A liberdade não garante a felicidade. Mas a ausência de liberdade gera sofrimento. Ter liberdade é ter direito de escolha. Se pudessem escolher, mulheres não se submeteriam à mutilação genital, nem a usar roupas que escondem todo o corpo e o rosto, nem a servir de saco de pancadas para parceiros violentos, nem a casamentos “arranjados”, nem à total subserviência, etc. Falar em liberdade da mulher pressupõe mulher com liberdade, o que não existe nos mencionados exemplos. Há países em que a mulher já desfruta de um razoável ‘status libertatis’, embora ainda sofra algum tipo de discriminação e/ou preconceito, com menos oportunidades no mercado de trabalho, ocupando pouco ou nenhum espaço em certas áreas da atividade humana, ganhando menos do que os homens para realizar trabalhos iguais. A “Marcha das Vadias” está sendo utilizada para pedir o direito à mulher de vestir-se como quiser e de dispor do corpo como bem entender, além do fim da violência contra ela. Tal evento, todavia, não tem sentido, ao menos nos locais em que é realizado. No Brasil e na maior parte do mundo as mulheres são livres, podem vestir-se como preferem, sair com quem querem, casar com quem escolhem, trabalhar. Podem mostrar o corpo à vontade, exceto quando fica clara a intenção de praticar ato obsceno, mas esta exceção é para homens e mulheres. A mulher não é agredida na rua ou apedrejada por ter posado nua. A atriz não é hostilizada por fazer cenas de sexo em filmes ou novelas. Nunca a mulher se aproveitou tanto do corpo para ganhar dinheiro. O único ponto em que a vontade da mulher encontra obstáculo legal, no tocante a dispor do corpo, é no aborto. Neste caso, o objetivo da lei, no meu entender, é louvável: se a mulher não quer engravidar, seja responsável na hora de fazer sexo. A lei não deixa o homem impune, pois o obriga a assumir a paternidade, com todos os seus ônus, quando tem filhos por vontade própria ou por “acidente”.
A igualdade entre homens e mulheres é garantida por lei. A Constituição Federal do Brasil reza que todos são iguais em direitos e obrigações. Há leis de sobra com previsão de punição para a violência física, psíquica, sexual, etc. contra a mulher. É relevante constar, entretanto, que quem pratica crimes de natureza sexual são pessoas com desvio de personalidade; além disso, as vítimas não são escolhidas pelas roupas que vestem. Pedófilos não atacam só pessoas do sexo feminino. A criminalidade em geral atinge homens e mulheres. Homens também são vítimas do machismo; uns se acham mais “machos” do que outros e não hesitam em demonstrar isto com meios nada dignos. Por outro lado, não são só homens que praticam crimes. As mulheres também aprontam das suas. Seu poder de realização não as guia só por bons caminhos. Leiam na revista Veja a matéria “Herdeiras do Tráfico”, sobre mulheres de traficantes, que dão continuidade aos “negócios” enquanto eles estão presos. Se tem homem que não presta, tem mulher que não vale “o sal do batizado”. Se tem homem que subjuga a mulher, tem mulher que faz do homem gato e sapato.

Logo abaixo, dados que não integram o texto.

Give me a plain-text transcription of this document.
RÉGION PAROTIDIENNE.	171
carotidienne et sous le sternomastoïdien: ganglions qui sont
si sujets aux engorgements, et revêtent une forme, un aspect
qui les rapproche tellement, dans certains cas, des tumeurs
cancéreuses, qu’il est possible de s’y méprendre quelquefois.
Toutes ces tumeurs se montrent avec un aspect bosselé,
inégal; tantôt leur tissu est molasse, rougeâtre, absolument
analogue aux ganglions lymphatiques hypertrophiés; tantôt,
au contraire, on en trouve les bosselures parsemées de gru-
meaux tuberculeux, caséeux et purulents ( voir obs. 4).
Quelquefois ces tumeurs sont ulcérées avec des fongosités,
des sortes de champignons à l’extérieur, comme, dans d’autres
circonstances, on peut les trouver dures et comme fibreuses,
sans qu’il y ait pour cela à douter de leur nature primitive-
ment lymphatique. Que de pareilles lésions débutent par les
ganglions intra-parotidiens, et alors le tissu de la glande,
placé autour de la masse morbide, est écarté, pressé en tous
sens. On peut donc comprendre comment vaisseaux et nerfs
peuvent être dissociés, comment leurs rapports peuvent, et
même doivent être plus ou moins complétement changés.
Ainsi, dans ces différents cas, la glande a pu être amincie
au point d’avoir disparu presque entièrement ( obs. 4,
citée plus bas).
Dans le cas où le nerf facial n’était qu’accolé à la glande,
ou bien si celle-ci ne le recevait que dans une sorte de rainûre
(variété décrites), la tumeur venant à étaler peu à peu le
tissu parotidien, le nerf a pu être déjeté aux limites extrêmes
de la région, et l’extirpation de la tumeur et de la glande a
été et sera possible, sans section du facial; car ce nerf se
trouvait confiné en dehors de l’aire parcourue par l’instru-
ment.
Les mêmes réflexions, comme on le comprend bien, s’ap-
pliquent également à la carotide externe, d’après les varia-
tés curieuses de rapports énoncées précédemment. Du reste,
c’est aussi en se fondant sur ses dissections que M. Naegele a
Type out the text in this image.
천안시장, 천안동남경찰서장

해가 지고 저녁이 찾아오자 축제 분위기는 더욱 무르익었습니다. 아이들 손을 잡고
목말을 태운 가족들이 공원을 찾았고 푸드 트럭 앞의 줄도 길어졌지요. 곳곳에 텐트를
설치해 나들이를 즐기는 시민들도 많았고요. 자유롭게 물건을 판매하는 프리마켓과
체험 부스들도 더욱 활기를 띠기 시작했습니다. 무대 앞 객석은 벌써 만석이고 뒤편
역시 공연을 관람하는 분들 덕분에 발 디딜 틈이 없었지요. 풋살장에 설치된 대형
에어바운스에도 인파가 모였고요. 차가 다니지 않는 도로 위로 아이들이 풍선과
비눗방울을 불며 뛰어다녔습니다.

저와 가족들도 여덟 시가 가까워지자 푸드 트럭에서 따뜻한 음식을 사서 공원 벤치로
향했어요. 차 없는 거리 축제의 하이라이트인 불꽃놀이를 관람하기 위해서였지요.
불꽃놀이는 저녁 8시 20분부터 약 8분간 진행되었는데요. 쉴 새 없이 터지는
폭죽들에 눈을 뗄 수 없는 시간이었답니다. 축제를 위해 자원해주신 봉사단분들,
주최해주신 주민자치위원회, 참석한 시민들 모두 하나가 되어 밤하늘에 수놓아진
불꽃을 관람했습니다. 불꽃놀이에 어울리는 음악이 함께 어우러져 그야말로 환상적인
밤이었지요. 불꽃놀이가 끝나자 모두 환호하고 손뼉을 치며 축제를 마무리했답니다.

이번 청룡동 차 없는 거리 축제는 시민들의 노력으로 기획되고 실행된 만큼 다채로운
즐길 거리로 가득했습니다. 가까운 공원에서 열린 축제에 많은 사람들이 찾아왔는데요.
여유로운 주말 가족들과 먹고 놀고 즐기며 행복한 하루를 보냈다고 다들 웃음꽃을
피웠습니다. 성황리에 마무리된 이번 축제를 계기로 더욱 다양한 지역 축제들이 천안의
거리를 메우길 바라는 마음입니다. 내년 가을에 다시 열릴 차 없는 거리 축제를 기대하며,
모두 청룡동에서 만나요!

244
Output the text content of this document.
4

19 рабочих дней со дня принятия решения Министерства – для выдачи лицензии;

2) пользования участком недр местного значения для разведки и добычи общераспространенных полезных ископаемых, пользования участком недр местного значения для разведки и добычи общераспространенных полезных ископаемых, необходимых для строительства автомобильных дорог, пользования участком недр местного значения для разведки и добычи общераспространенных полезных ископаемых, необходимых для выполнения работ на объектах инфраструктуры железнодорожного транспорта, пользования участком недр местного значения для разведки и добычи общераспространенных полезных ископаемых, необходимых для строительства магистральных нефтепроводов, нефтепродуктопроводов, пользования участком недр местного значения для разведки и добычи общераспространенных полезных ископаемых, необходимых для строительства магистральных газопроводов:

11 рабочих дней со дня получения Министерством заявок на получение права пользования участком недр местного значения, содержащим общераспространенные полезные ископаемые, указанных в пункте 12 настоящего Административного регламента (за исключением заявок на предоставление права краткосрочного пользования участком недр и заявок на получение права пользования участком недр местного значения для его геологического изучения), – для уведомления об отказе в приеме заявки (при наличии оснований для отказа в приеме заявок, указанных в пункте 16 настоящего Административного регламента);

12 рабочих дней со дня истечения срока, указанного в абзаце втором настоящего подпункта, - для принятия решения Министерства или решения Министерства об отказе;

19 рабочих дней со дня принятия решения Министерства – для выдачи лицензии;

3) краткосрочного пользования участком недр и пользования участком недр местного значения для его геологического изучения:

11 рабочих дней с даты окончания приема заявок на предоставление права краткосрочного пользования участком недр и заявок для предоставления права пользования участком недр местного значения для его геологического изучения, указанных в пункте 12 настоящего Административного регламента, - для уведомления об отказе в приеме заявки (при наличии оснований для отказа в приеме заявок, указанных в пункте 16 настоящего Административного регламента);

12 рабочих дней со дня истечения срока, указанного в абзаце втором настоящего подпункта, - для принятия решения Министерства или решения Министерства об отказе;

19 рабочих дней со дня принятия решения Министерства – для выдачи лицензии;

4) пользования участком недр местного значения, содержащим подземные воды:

As mulheres querem liberdade. Sou a favor. Dentro do que a lei permite. Uma coisa, porém, é a liberdade sonhada, outra, a liberdade possível, e isso vale também para os homens. Ser livre é ter o mundo com o que ele tem de bom e com o que tem de ruim. Há uma grande distância entre o mundo que gostaríamos de ter e o que aí está. Pode-se dizer que a grande maioria das pessoas é decente, pacífica e respeita os direitos alheios. É a regra. Não é todo homem que pratica violência contra a mulher. Nem todo macho é machista. Mas toda regra tem exceção. Quem atenta contra a liberdade alheia é uma pequena parcela da população. Mas esta pequena parcela já é suficiente para gerar insegurança no meio social. Por isso, liberdade não dispensa cautela. Eventos como a “Marcha das Vadias” não vão livrar as mulheres de psicopatas sexuais, nem de maridos violentos. Eles são insensíveis. As mulheres devem observar certas regras de precaução no seu dia a dia e ter cuidado nas suas escolhas. Os homens também. Voltarei de novo ao tema.